Bilhassa Abdülhamid döneminde askeri harekatların yanı sıra içerisinde tashih-i akaid siyasetinin de yer aldığı onlarca sürgün ve ıslahat projesi uygulamaya sokuldu.
Fakat sonuçlarına bakılınca bunda başarılı olunmadığını söyleyebilirim.
Olunamadığı için de bu tarihi ulus devletin refleksleri ile okuyan Cumhuriyet’in askeri ve bürokrat elitinin (seçkin tabakanın-F.B.) gözünde Dersim, tüm bu olumsuz yönlerini korudu.
Herkesin malumu olduğu gibi, 1937-38 gibi büyük bir facia gerçekleşti.
– Peki, Abdülhamid’in tashih-i akaid siyaseti başarılı oldu mu?

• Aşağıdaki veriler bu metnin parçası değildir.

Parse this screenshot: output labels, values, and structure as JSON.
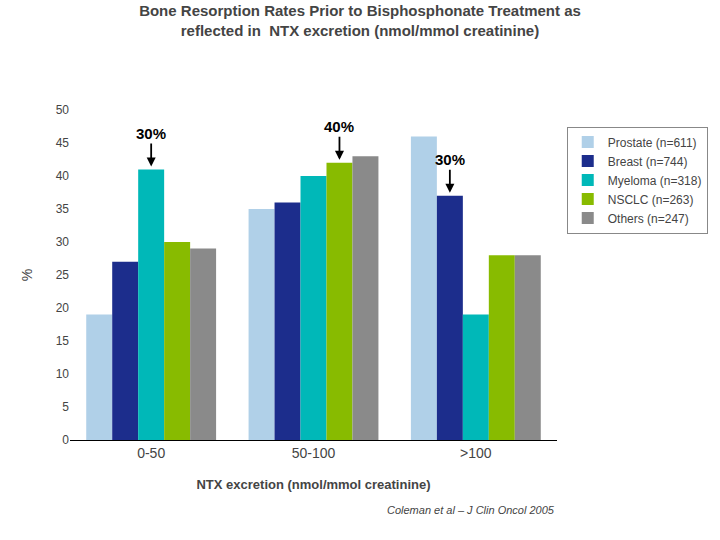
{
  "chart_data": {
    "type": "bar",
    "title": "Bone Resorption Rates Prior to Bisphosphonate Treatment as",
    "subtitle": "reflected in  NTX excretion (nmol/mmol creatinine)",
    "x_label": "NTX excretion (nmol/mmol creatinine)",
    "y_label": "%",
    "categories": [
      "0-50",
      "50-100",
      ">100"
    ],
    "series": [
      {
        "name": "Prostate (n=611)",
        "color": "#B0D0E8",
        "values": [
          19,
          35,
          46
        ]
      },
      {
        "name": "Breast (n=744)",
        "color": "#1C2D8C",
        "values": [
          27,
          36,
          37
        ]
      },
      {
        "name": "Myeloma (n=318)",
        "color": "#00B8B8",
        "values": [
          41,
          40,
          19
        ]
      },
      {
        "name": "NSCLC (n=263)",
        "color": "#88BB00",
        "values": [
          30,
          42,
          28
        ]
      },
      {
        "name": "Others (n=247)",
        "color": "#8A8A8A",
        "values": [
          29,
          43,
          28
        ]
      }
    ],
    "ylim": [
      0,
      50
    ],
    "yticks": [
      0,
      5,
      10,
      15,
      20,
      25,
      30,
      35,
      40,
      45,
      50
    ],
    "grid": false,
    "legend": "right",
    "annotations": [
      {
        "text": "30%",
        "category": "0-50",
        "series": "Myeloma (n=318)"
      },
      {
        "text": "40%",
        "category": "50-100",
        "series": "NSCLC (n=263)"
      },
      {
        "text": "30%",
        "category": ">100",
        "series": "Breast (n=744)"
      },
      {
        "text": "Coleman et al – J Clin Oncol 2005"
      }
    ]
  }
}
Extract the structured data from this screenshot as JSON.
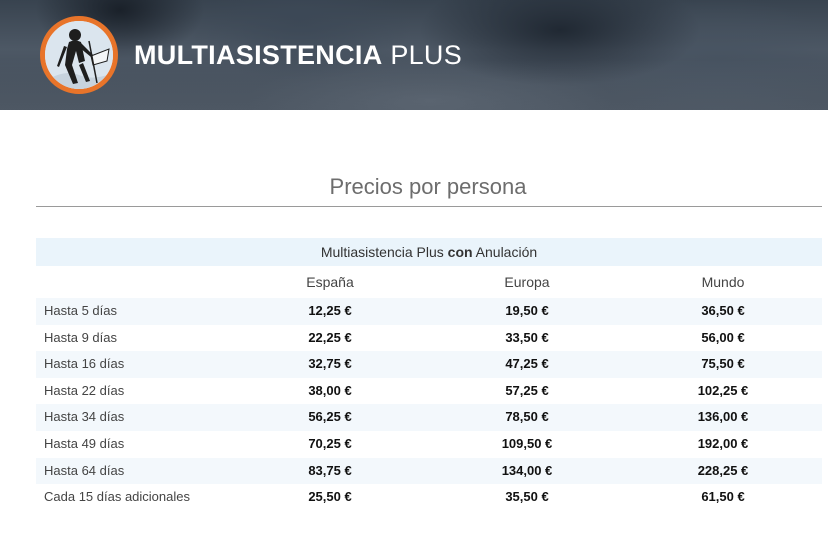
{
  "header": {
    "brand_bold": "MULTIASISTENCIA",
    "brand_light": "PLUS",
    "logo_icon": "hiker-logo-icon",
    "accent_color": "#e8742a"
  },
  "section": {
    "title": "Precios por persona"
  },
  "table": {
    "caption_pre": "Multiasistencia Plus ",
    "caption_bold": "con",
    "caption_post": " Anulación",
    "columns": [
      "España",
      "Europa",
      "Mundo"
    ],
    "rows": [
      {
        "label": "Hasta 5 días",
        "espana": "12,25 €",
        "europa": "19,50 €",
        "mundo": "36,50 €"
      },
      {
        "label": "Hasta 9 días",
        "espana": "22,25 €",
        "europa": "33,50 €",
        "mundo": "56,00 €"
      },
      {
        "label": "Hasta 16 días",
        "espana": "32,75 €",
        "europa": "47,25 €",
        "mundo": "75,50 €"
      },
      {
        "label": "Hasta 22 días",
        "espana": "38,00 €",
        "europa": "57,25 €",
        "mundo": "102,25 €"
      },
      {
        "label": "Hasta 34 días",
        "espana": "56,25 €",
        "europa": "78,50 €",
        "mundo": "136,00 €"
      },
      {
        "label": "Hasta 49 días",
        "espana": "70,25 €",
        "europa": "109,50 €",
        "mundo": "192,00 €"
      },
      {
        "label": "Hasta 64 días",
        "espana": "83,75 €",
        "europa": "134,00 €",
        "mundo": "228,25 €"
      },
      {
        "label": "Cada 15 días adicionales",
        "espana": "25,50 €",
        "europa": "35,50 €",
        "mundo": "61,50 €"
      }
    ]
  }
}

Sonuçları itibarıyla devletin amaçladığı boyutuyla düşünürsek olmadığını söyleyebilirim. Bunu zaten dönemin bürokratları da sonradan dile getirecektir.
Mesela, bir Hamidiye Alay yüzbaşısının “Alevi köylerine yapılan camilerin minarelerinin leyleklere yuva haline geldiği” yönlü ifadeleri söz konusu başarısızlığı ironik açıdan gözler önüne seren bir itiraf olacaktır.
– Okuru bekleyen yeni çalışmalar var mı?
Evet var. Tuncay Şur ile “Kürt Tarihi ve Siyaseti’nden Porteler” kitabını İletişim Yayınları’ndan çıkarmıştık.
Pek yakında onun farklı açıdan bir devamı, saygın bilim insanlarımızın katkısıyla tamamladığımız bir “Kürt Aşiretleri” kitabı çıkacak.
Birçok açıdan ezber bozucu ve alanında ilk olacak iddialı bir çalışma olduğunu söyleyebilirim.
Diğer yandan değerli Ahmet Özcan ile “Osmanlıdan Cumhuriyete Eşkiyalık (19-20. Yüzyıl)” başlıklı bir kitap derlemesi üzerinde çalışıyoruz.
İçerisinde müthiş makaleler var. Devam edersem, Gökhan Çetinsaya hocamız ile II. Abdülhamid döneminde farklı dini ve etnik toplulukları ele alacağımız bir derlemenin hazırlık çalışmaları içerisindeyiz.
Son olarak Özge Dikmen ile hazırladığımız, çok kısa süre içinde İletişim Yayınları’ndan çıkacak bir Yakup Kadri derlemesi de okur ile buluşacak.
*Bu makalede yer alan fikirler yazara aittir ve Independent Türkçe’nin editöryal politikasını yansıtmayabilir.